Leases: the impossible step backwards
Leases: the impossible step backwards
A few days ago, I sent my notice to my landlord. However, the landlord of my future home decided to cancel the appointment when I was due to sign my new lease. So I'll soon find myself without accommodation! I'd like to know whether it's possible to cancel my notice, as the owner of my old flat intends to carry out some work before letting it out again.
A. Geneva
Theoretically, the lease terminates without notice at the end of the agreed term, but contracts generally provide that if the parties fail to give notice by the end of the agreed term, the lease will be tacitly extended for an indefinite period. Unless there is a contractual provision to the contrary, art. 266c of the Swiss Code of Obligations (CO) stipulates that a residential lease may be terminated by giving three months' notice for the end of a lease term.

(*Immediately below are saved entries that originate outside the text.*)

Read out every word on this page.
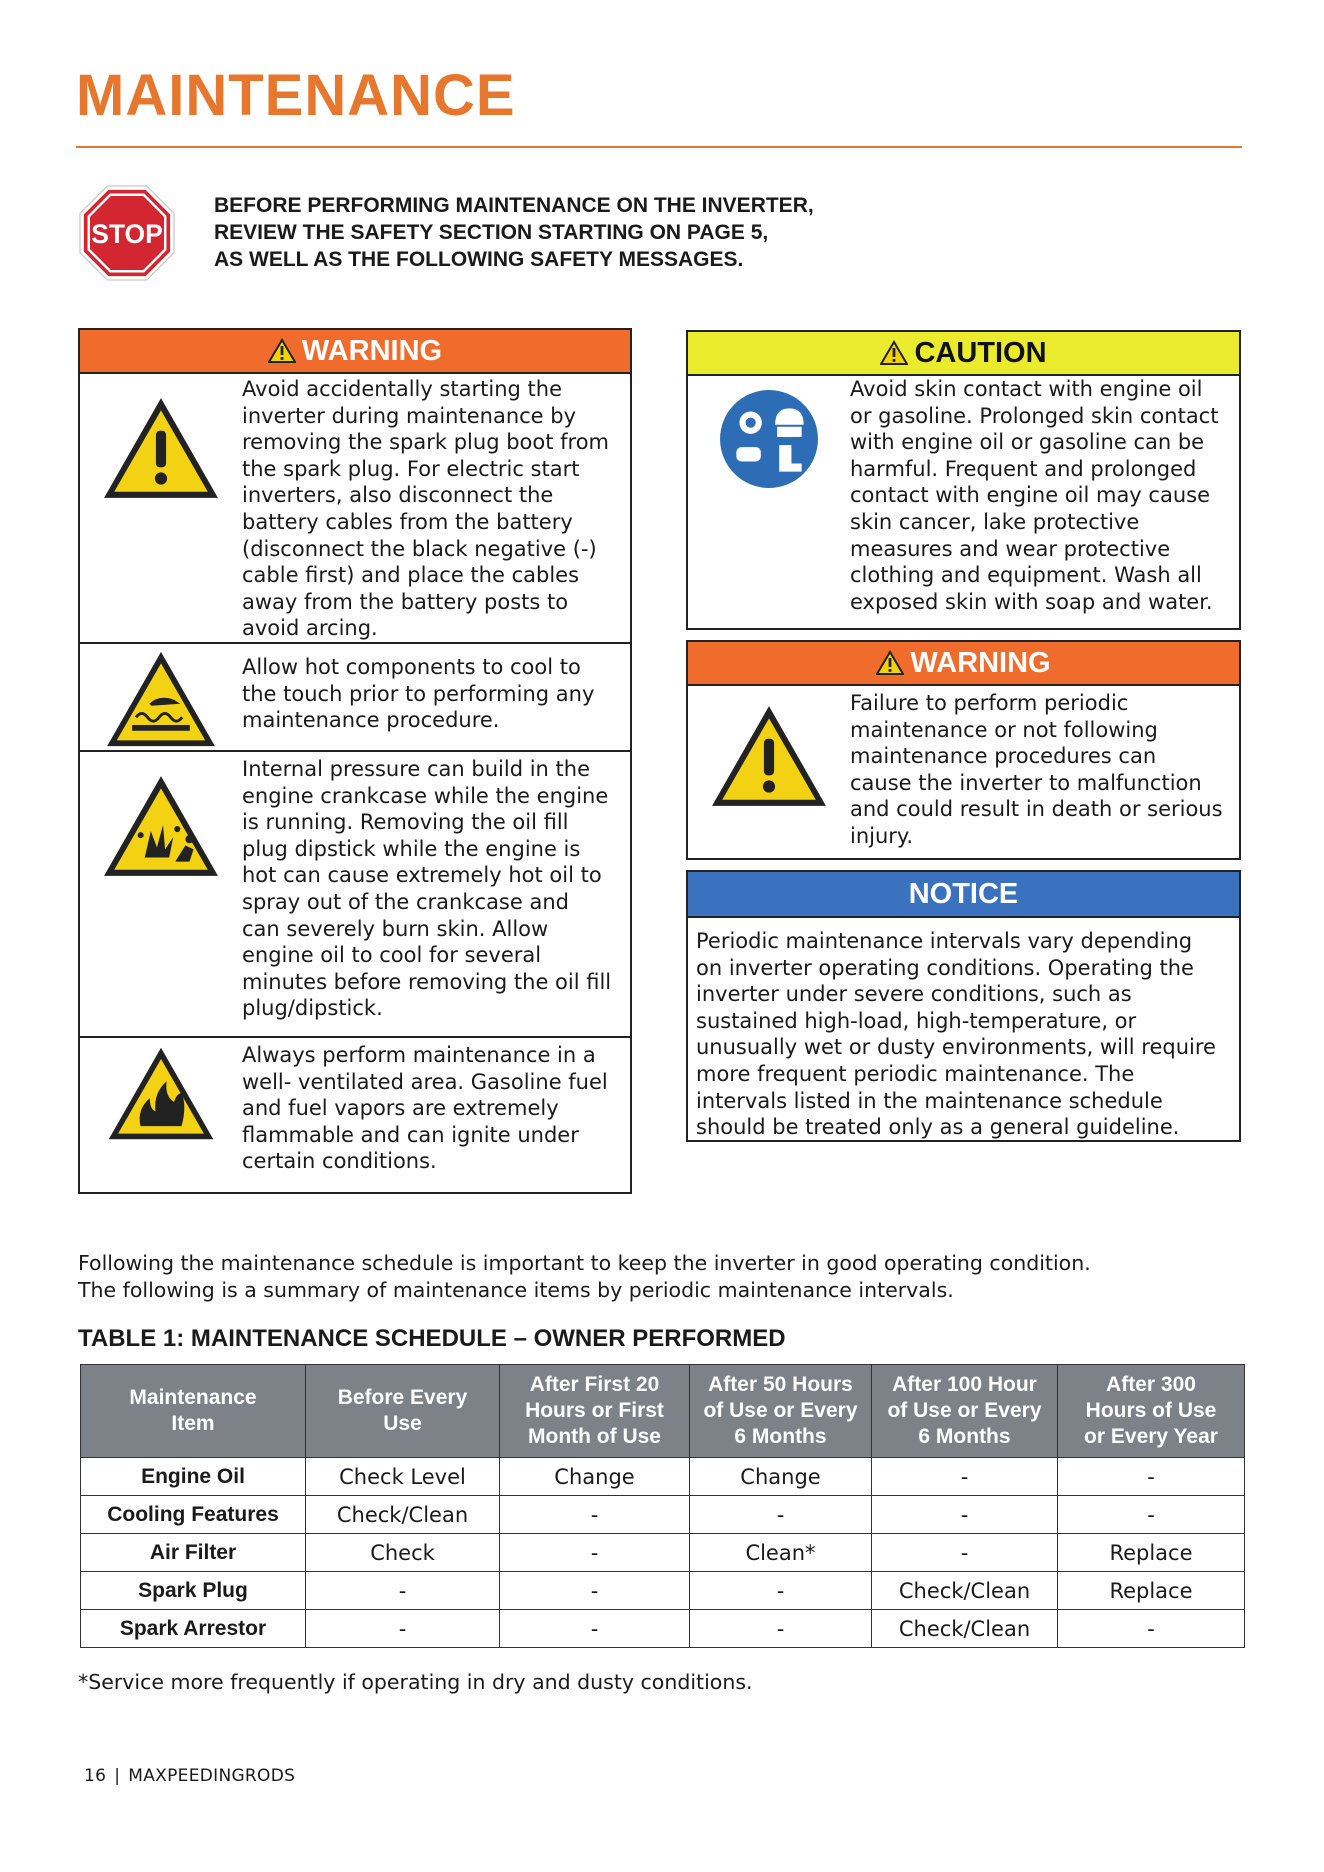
MAINTENANCE
STOP
BEFORE PERFORMING MAINTENANCE ON THE INVERTER,
REVIEW THE SAFETY SECTION STARTING ON PAGE 5,
AS WELL AS THE FOLLOWING SAFETY MESSAGES.
WARNING

Avoid accidentally starting the
inverter during maintenance by
removing the spark plug boot from
the spark plug. For electric start
inverters, also disconnect the
battery cables from the battery
(disconnect the black negative (-)
cable first) and place the cables
away from the battery posts to
avoid arcing.

Allow hot components to cool to
the touch prior to performing any
maintenance procedure.

Internal pressure can build in the
engine crankcase while the engine
is running. Removing the oil fill
plug dipstick while the engine is
hot can cause extremely hot oil to
spray out of the crankcase and
can severely burn skin. Allow
engine oil to cool for several
minutes before removing the oil fill
plug/dipstick.

Always perform maintenance in a
well- ventilated area. Gasoline fuel
and fuel vapors are extremely
flammable and can ignite under
certain conditions.

CAUTION

Avoid skin contact with engine oil
or gasoline. Prolonged skin contact
with engine oil or gasoline can be
harmful. Frequent and prolonged
contact with engine oil may cause
skin cancer, lake protective
measures and wear protective
clothing and equipment. Wash all
exposed skin with soap and water.

WARNING

Failure to perform periodic
maintenance or not following
maintenance procedures can
cause the inverter to malfunction
and could result in death or serious
injury.

NOTICE

Periodic maintenance intervals vary depending
on inverter operating conditions. Operating the
inverter under severe conditions, such as
sustained high-load, high-temperature, or
unusually wet or dusty environments, will require
more frequent periodic maintenance. The
intervals listed in the maintenance schedule
should be treated only as a general guideline.

Following the maintenance schedule is important to keep the inverter in good operating condition.
The following is a summary of maintenance items by periodic maintenance intervals.
TABLE 1: MAINTENANCE SCHEDULE – OWNER PERFORMED
Maintenance
Item	Before Every
Use	After First 20
Hours or First
Month of Use	After 50 Hours
of Use or Every
6 Months	After 100 Hour
of Use or Every
6 Months	After 300
Hours of Use
or Every Year
Engine Oil	Check Level	Change	Change	-	-
Cooling Features	Check/Clean	-	-	-	-
Air Filter	Check	-	Clean*	-	Replace
Spark Plug	-	-	-	Check/Clean	Replace
Spark Arrestor	-	-	-	Check/Clean	-
*Service more frequently if operating in dry and dusty conditions.
16 | MAXPEEDINGRODS
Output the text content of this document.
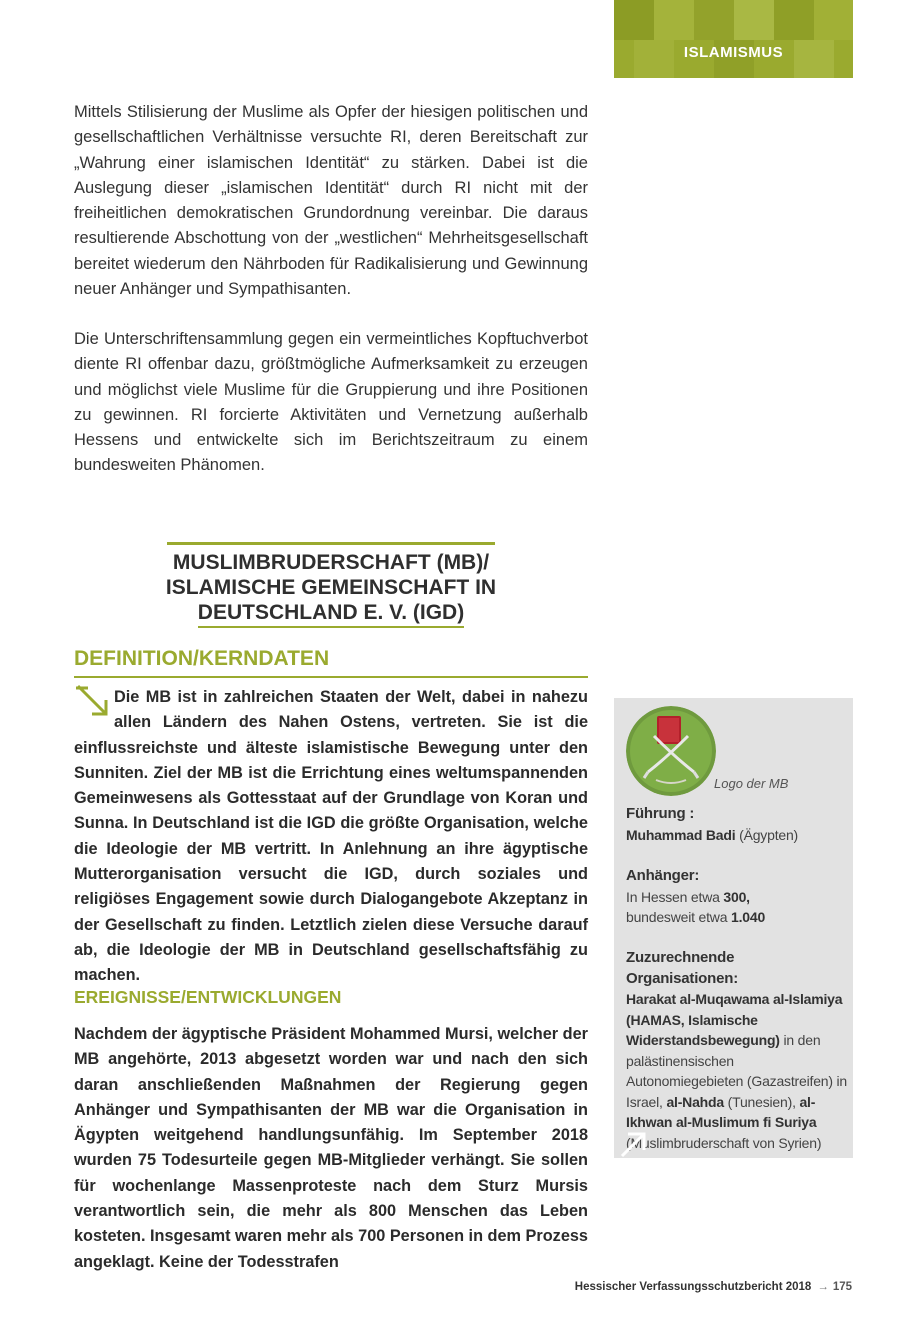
ISLAMISMUS

Mittels Stilisierung der Muslime als Opfer der hiesigen politischen und gesellschaftlichen Verhältnisse versuchte RI, deren Bereitschaft zur „Wahrung einer islamischen Identität“ zu stärken. Dabei ist die Auslegung dieser „islamischen Identität“ durch RI nicht mit der freiheitlichen demokratischen Grundordnung vereinbar. Die daraus resultierende Abschottung von der „westlichen“ Mehrheitsgesellschaft bereitet wiederum den Nährboden für Radikalisierung und Gewinnung neuer Anhänger und Sympathisanten.

Die Unterschriftensammlung gegen ein vermeintliches Kopftuchverbot diente RI offenbar dazu, größtmögliche Aufmerksamkeit zu erzeugen und möglichst viele Muslime für die Gruppierung und ihre Positionen zu gewinnen. RI forcierte Aktivitäten und Vernetzung außerhalb Hessens und entwickelte sich im Berichtszeitraum zu einem bundesweiten Phänomen.

MUSLIMBRUDERSCHAFT (MB)/
ISLAMISCHE GEMEINSCHAFT IN
DEUTSCHLAND E. V. (IGD)
DEFINITION/KERNDATEN

Die MB ist in zahlreichen Staaten der Welt, dabei in nahezu allen Ländern des Nahen Ostens, vertreten. Sie ist die einflussreichste und älteste islamistische Bewegung unter den Sunniten. Ziel der MB ist die Errichtung eines weltumspannenden Gemeinwesens als Gottesstaat auf der Grundlage von Koran und Sunna. In Deutschland ist die IGD die größte Organisation, welche die Ideologie der MB vertritt. In Anlehnung an ihre ägyptische Mutterorganisation versucht die IGD, durch soziales und religiöses Engagement sowie durch Dialogangebote Akzeptanz in der Gesellschaft zu finden. Letztlich zielen diese Versuche darauf ab, die Ideologie der MB in Deutschland gesellschaftsfähig zu machen.

EREIGNISSE/ENTWICKLUNGEN

Nachdem der ägyptische Präsident Mohammed Mursi, welcher der MB angehörte, 2013 abgesetzt worden war und nach den sich daran anschließenden Maßnahmen der Regierung gegen Anhänger und Sympathisanten der MB war die Organisation in Ägypten weitgehend handlungsunfähig. Im September 2018 wurden 75 Todesurteile gegen MB-Mitglieder verhängt. Sie sollen für wochenlange Massenproteste nach dem Sturz Mursis verantwortlich sein, die mehr als 800 Menschen das Leben kosteten. Insgesamt waren mehr als 700 Personen in dem Prozess angeklagt. Keine der Todesstrafen

Logo der MB

Führung :
Muhammad Badi (Ägypten)

Anhänger:
In Hessen etwa 300,
bundesweit etwa 1.040

Zuzurechnende Organisationen:
Harakat al-Muqawama al-Islamiya (HAMAS, Islamische Widerstandsbewegung) in den palästinensischen Autonomiegebieten (Gazastreifen) in Israel, al-Nahda (Tunesien), al-Ikhwan al-Muslimum fi Suriya (Muslimbruderschaft von Syrien)

Hessischer Verfassungsschutzbericht 2018 → 175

If the notice is given in bad faith by one of the parties, it can be contested by the other. As the tenant is legally considered to be the weaker party to the contract, he enjoys greater protection. Article 271a of the Swiss Code of Obligations sets out a list of situations in which a notice of termination given by the lessor may be set aside. These include the aim of imposing a unilateral change unfavourable to the tenant or retaliation against a person who asserts claims arising from the lease in good faith; this is presumed to be the case of a notice of termination given during conciliation proceedings or legal proceedings relating to the lease.
In this case, you voluntarily terminated your lease and moved to a new property. Once your landlord has taken note of your notice, it is too late to retract it, and it is not possible to take action to cancel it, or to oblige the landlord to reallocate the accommodation you have decided to leave if he refuses to discuss this uncomfortable situation amicably.
On the other hand, the question may arise of the pre-contractual liability of your new landlord. This liability is based on the idea that the opening of negotiations already creates a legal relationship between the partners and imposes reciprocal duties on them, in particular the duty to negotiate seriously and in accordance with their true intentions. For such liability to be accepted by the courts, four conditions must be met: negotiations have begun; one of the parties arouses in the other the hope that the deal will be concluded; this hope is illusory because the party who aroused it acts contrary to his true intentions; damage is thereby caused. However, these elements can be difficult to prove and case law is very restrictive in accepting such claims.